Yucatan’s strategy to attract more cruises to its port in Progreso appears to be paying off.
Yesterday, the Norwegian Prima docked for the first time in Yucatán’s Port of Progreso.
The luxury cruiseliner, which is operating at near capacity, brought thousands to Progreso’s boardwalk, though many opted to take day trips to other attractions such as the Prehispanic site of Chichén Itzá.
So far in 2022, Progreso has hosted 72 cruise ships with nearly 20,000 passengers and 1,600 crew.
The state’s success in reactivating its cruising industry is largely credited to efforts to market Yucatán as a fun, safe, and friendly destination.

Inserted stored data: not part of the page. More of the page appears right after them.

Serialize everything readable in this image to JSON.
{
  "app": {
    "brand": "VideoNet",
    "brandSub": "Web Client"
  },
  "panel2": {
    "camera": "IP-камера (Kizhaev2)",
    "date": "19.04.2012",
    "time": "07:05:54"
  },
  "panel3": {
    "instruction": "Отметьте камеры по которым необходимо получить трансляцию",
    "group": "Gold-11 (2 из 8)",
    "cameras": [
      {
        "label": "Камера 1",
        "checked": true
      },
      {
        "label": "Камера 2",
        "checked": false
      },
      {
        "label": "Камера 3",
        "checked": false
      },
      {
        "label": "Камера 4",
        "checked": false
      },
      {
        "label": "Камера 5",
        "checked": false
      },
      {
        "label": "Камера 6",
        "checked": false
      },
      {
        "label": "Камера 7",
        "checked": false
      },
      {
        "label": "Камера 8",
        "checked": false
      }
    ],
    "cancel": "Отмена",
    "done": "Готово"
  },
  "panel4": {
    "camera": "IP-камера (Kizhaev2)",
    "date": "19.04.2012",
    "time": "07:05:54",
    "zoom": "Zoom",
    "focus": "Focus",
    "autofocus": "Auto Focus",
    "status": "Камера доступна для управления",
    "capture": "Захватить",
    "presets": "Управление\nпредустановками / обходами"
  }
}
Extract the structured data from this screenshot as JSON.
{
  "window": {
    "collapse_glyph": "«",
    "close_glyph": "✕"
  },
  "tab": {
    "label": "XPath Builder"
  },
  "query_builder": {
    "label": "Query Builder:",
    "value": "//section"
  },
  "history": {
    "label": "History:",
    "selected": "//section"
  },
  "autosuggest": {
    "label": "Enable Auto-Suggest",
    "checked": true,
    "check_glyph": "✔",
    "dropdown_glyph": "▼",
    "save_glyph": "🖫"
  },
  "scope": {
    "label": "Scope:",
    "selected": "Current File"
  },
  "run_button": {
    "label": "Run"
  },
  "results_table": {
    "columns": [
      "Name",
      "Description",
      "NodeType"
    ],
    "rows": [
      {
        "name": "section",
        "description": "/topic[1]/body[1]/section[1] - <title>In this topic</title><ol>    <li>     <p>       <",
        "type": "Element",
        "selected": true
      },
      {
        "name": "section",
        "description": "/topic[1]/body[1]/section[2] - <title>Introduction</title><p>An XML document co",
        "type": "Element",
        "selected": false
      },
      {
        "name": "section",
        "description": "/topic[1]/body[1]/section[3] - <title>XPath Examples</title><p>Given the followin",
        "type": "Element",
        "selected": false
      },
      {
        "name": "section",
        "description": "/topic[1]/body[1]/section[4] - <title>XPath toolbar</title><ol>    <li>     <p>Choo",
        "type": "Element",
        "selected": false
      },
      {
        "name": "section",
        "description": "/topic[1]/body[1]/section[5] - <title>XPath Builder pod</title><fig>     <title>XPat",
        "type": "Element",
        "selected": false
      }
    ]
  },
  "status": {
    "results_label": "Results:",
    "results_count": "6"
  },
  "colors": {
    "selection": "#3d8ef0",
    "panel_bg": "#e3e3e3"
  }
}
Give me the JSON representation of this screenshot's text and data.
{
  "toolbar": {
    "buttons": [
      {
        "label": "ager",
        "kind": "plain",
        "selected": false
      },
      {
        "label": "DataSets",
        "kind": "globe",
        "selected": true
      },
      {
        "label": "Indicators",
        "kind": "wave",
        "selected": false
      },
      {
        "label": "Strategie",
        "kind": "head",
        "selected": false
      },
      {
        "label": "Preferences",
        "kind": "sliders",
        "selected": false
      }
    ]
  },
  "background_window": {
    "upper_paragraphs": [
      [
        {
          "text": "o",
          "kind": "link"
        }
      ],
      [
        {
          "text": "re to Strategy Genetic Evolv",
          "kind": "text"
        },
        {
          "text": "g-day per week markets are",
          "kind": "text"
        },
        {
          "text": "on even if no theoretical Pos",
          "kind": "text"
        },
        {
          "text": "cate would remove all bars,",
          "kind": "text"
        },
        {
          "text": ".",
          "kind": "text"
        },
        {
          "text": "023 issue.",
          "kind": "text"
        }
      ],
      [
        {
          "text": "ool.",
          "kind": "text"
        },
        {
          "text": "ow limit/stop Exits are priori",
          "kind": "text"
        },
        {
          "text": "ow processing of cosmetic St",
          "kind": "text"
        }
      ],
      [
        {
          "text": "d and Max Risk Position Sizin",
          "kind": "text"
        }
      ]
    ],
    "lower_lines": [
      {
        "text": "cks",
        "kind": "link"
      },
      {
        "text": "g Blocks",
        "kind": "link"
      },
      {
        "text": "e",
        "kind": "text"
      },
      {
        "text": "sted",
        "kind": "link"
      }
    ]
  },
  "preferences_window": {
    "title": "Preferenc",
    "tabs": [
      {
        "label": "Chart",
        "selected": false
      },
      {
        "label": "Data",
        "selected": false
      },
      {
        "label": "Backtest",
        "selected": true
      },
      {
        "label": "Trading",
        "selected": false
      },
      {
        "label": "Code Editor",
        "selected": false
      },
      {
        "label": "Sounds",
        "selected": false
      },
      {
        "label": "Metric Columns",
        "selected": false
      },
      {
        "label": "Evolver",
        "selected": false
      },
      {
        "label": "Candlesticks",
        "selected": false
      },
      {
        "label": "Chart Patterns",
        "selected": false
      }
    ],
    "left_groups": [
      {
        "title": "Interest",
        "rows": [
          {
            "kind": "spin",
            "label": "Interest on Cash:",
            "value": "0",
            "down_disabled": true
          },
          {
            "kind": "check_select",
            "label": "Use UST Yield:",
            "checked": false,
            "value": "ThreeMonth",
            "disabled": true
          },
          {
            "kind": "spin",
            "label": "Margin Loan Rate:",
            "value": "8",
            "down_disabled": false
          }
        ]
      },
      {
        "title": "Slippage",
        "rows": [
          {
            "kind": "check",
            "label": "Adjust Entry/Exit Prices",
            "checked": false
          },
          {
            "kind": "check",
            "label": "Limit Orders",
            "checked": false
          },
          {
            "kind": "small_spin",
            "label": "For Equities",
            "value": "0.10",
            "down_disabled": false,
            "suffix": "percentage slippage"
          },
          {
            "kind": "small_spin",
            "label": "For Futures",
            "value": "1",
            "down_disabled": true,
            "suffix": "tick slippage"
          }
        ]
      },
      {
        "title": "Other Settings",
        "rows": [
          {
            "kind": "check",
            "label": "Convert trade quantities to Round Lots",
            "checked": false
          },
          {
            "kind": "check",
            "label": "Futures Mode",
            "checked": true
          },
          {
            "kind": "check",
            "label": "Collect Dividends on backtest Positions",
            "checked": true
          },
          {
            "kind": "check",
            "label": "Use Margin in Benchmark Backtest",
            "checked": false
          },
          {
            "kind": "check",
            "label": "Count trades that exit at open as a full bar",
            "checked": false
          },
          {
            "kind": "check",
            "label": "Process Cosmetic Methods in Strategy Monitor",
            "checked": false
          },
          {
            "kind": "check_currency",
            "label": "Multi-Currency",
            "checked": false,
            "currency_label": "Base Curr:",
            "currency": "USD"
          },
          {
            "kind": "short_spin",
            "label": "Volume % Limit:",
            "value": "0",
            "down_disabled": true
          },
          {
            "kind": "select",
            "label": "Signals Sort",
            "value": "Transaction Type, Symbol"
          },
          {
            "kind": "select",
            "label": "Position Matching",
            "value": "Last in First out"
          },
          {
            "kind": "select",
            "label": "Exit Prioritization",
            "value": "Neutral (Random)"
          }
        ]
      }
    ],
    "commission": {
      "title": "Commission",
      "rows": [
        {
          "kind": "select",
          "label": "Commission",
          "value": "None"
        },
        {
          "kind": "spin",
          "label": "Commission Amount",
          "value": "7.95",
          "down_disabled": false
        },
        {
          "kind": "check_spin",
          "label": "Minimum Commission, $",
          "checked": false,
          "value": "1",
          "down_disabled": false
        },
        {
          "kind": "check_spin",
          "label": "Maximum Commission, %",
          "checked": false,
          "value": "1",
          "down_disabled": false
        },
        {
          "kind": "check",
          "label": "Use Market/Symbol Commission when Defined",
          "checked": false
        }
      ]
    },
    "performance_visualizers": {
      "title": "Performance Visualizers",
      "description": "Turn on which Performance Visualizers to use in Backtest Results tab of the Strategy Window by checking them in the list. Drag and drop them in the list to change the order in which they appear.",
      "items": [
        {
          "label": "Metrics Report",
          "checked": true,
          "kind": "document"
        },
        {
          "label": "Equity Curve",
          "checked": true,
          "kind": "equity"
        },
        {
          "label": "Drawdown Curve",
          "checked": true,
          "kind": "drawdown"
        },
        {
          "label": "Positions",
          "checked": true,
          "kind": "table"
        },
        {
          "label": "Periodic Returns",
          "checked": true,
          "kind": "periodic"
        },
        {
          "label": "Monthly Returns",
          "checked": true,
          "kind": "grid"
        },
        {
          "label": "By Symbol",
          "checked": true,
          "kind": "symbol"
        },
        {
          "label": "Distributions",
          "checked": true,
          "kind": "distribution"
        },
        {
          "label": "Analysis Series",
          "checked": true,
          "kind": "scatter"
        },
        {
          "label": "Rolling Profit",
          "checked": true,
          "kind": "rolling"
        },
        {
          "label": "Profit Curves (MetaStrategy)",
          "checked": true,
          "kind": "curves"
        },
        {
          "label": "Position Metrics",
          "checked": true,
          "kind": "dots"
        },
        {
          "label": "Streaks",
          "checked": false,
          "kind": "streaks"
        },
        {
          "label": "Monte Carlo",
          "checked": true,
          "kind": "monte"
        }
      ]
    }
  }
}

“We want visitors, wherever they come from, and however they get here to feel safe and happy. It’s in all of our interest to put our best face forward,” said Yucatán Gov. Mauricio Vila Dosal.
In 2019, ports welcomed nearly 2,000 cruise ships, making it the region’s best season to date. The busiest of these ports by far had been Cozumel with 1,366 docked cruise ships, followed by Mahaual’s 481 and Progreso’s 146.
Quintana Roo has announced that it has had its busiest cruise season ever, as it has already welcomed just over 2 million visitors this year.
Leading the way, Cozumel has become the busiest port in the entire Caribbean region, and industry analysts say they expect this trend to continue.
“Cozumel is a great destination known for its great infrastructure and safe/easy-going nature. Little wonder it’s doing so well,” said the state’s tourism minister, Bernardo Cueto.
What is more, recent protests by locals looking to block the construction of a third cruise dock appear to be falling on deaf ears.